Why must I authenticate?
TrackVia uses Open Authorization (OAuth) Tokens to verify a user's identity and permission level before granting access to our API. This ensures account security by limiting API access and enforcing permissions. TrackVia provides Super Admin users the ability to create up to 100 unique authorization tokens, each with it's own expiration date and, potentially, it's own set of permissions.
To grant API access, follow the steps below to create Authorization Tokens.
Create an API User
To enable API access, users will first need to set up an API User. API Users are a special category of user and are used only for API connections and integrations. Designating a user as an API User means that user will:
- Restrict Web and Mobile access. API Users are unable to use either the TrackVia web or mobile applications.
- Bypass Single Sign On (SSO). API Users bypass SSO login in order to prevent their Authorization Tokens from inadvertently expiring due to SSO policies.
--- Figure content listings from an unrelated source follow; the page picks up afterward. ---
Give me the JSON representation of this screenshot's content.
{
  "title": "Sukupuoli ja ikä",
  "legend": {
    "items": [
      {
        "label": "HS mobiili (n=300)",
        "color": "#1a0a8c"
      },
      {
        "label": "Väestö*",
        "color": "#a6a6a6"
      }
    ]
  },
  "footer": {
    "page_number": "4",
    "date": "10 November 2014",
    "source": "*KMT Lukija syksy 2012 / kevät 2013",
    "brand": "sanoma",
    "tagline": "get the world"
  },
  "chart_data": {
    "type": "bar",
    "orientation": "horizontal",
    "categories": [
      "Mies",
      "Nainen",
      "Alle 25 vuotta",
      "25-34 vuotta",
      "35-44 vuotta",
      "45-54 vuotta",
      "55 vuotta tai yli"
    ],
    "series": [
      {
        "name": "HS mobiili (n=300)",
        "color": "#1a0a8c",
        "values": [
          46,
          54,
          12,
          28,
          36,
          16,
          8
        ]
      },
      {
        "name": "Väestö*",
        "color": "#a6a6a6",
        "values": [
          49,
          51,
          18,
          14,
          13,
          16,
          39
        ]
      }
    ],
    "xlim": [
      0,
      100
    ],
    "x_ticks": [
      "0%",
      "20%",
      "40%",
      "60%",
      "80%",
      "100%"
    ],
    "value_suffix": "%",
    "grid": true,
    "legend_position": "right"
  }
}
- Ignore password expiration policies. API Users are exempt from TrackVia password expiration policies.
- Be eligible for Authorization Token creation. Only API Users may be used to create Authorization Tokens.
- Have permissions managed like any other user. API Users will still need to be put in a properly configured role in order to have read, write, or delete permissions in an account.
Locate the API Key
To enable API access, navigate to the API Access tab under My Account.
The API Key is unique to your TrackVia account and is a critical component for accessing the TrackVia API. Once generated, it cannot be changed or deleted. It can be copied for use in an integration using the clipboard icon. This API Key should be used as the user_key parameter in the header of API requests.
Create Authorization Tokens
After creating at least one API User, Super Admins will be able to create authorization tokens by clicking Create Auth Token.
A window will open for the Super Admin to set the Token's name, API User, and Expiration Date. Once created, these values cannot be changed.
Only active users, designated as an API User, will be shown in this window.
The expiration date can be any date in the future and will expire at Midnight UTC on the date selected.
Once created, Auth Tokens can be copied using the clipboard icon and used in Integrations and Microservices. They can be turned off by clicking the gear icon and selecting Deactivate.
Inactive or expired tokens can be deleted by clicking the gear icon. While inactive tokens may be reactivated, expired tokens cannot be re-used.